There is also NYC Department of Small Business Services who has programs to help immigrants, minorities and women. As it so happens the department’s commissioner, Gregg Bishop, spoke on the Jobs of Tomorrow panel as well. In fact, 27 percent of their budget, over $47 million, goes to workforce development and related programs.
While there are agencies and companies focusing on minority growth in various sectors, the panel also touched on job growth and the tech industry.
Greg David, another panelist and Crain's Columnist, said the city accounts for 40 percent of the state population, but gained 75 percent of the jobs recovery since the resection. With that, he argues there soon will be a Silicon Alley because there was a 58 percent job growth from 2007 to 2014. David’s final argument for New York City’s growing tech industry is proximity still matters for the past 16 years because it makes it easier for communication.

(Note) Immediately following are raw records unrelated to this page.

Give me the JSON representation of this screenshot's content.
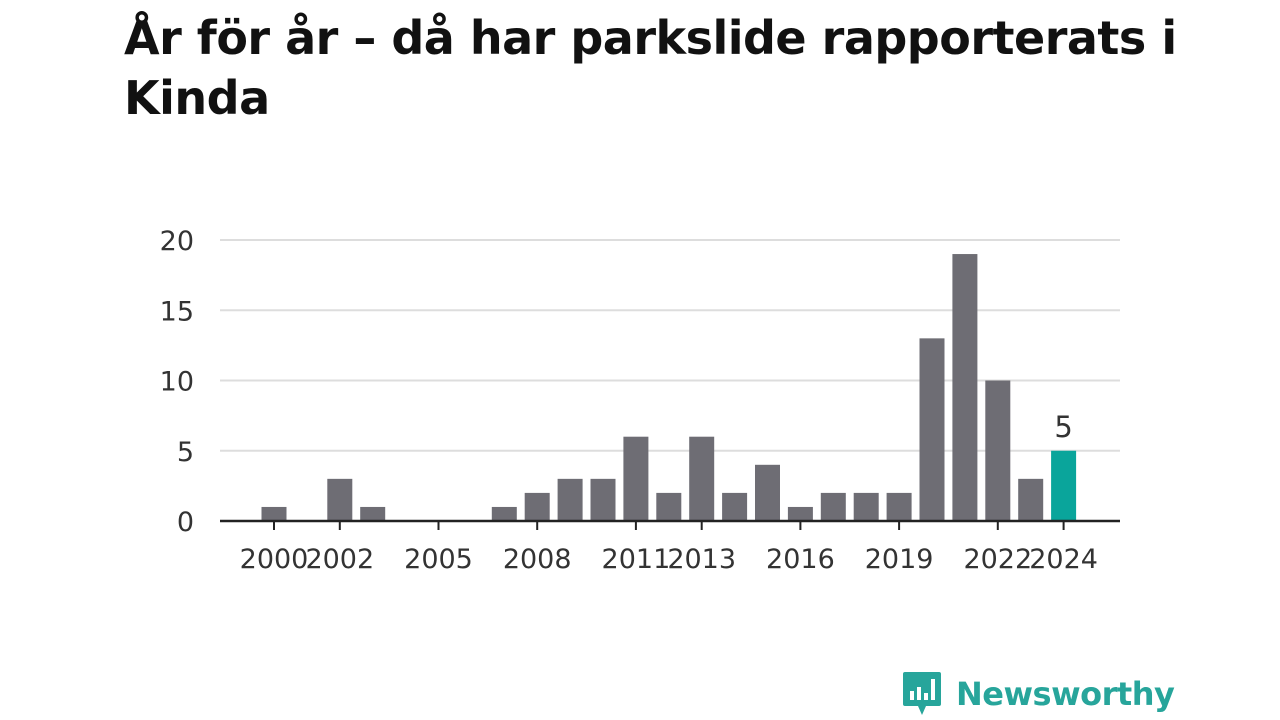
{
  "title": "År för år – då har parkslide rapporterats i Kinda",
  "brand": {
    "name": "Newsworthy",
    "icon": "bar-chart-speech-bubble-icon",
    "color": "#27a59b"
  },
  "colors": {
    "bar": "#6e6d74",
    "highlight": "#0aa59b",
    "grid": "#dddddd",
    "axis": "#222222",
    "text": "#333333"
  },
  "chart_data": {
    "type": "bar",
    "title": "År för år – då har parkslide rapporterats i Kinda",
    "xlabel": "",
    "ylabel": "",
    "categories": [
      "2000",
      "2001",
      "2002",
      "2003",
      "2004",
      "2005",
      "2006",
      "2007",
      "2008",
      "2009",
      "2010",
      "2011",
      "2012",
      "2013",
      "2014",
      "2015",
      "2016",
      "2017",
      "2018",
      "2019",
      "2020",
      "2021",
      "2022",
      "2023",
      "2024"
    ],
    "values": [
      1,
      0,
      3,
      1,
      0,
      0,
      0,
      1,
      2,
      3,
      3,
      6,
      2,
      6,
      2,
      4,
      1,
      2,
      2,
      2,
      13,
      19,
      10,
      3,
      5
    ],
    "x_tick_labels": [
      "2000",
      "2002",
      "2005",
      "2008",
      "2011",
      "2013",
      "2016",
      "2019",
      "2022",
      "2024"
    ],
    "y_ticks": [
      0,
      5,
      10,
      15,
      20
    ],
    "ylim": [
      0,
      20
    ],
    "grid": true,
    "legend": "none",
    "highlight": {
      "category": "2024",
      "label": "5"
    }
  }
}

David and Bishop along with the rest of the panel, Co-found and CEO of Casper Philip Krim, and Hunter College’s President Jennifer Raab, argued for more diversity in the tech industry and using education to prepare for it.
“Let’s start teaching in the first grade so they won’t be afraid of math and tech” said Bishop on the panel.
And the city is trying to create incentives for minorities such as having Pratt and CUNY’s New York City College of Technology. With that, only 12.2 percent of New York City College of Technology’s student population is white, but over 60 percent of people in the tech industry are white.
Hunter College’s President Jennifer Raab says there is a skills gap for workers, so there needs to be more access to a liberal arts education to plug in those holes. It encourages critical thinking and other skills necessary for job placement in nearly every sector.
As New York City see 9 million people in the near future, Mayor Bill de Blasio plans to create nearly 5 million jobs by 2040.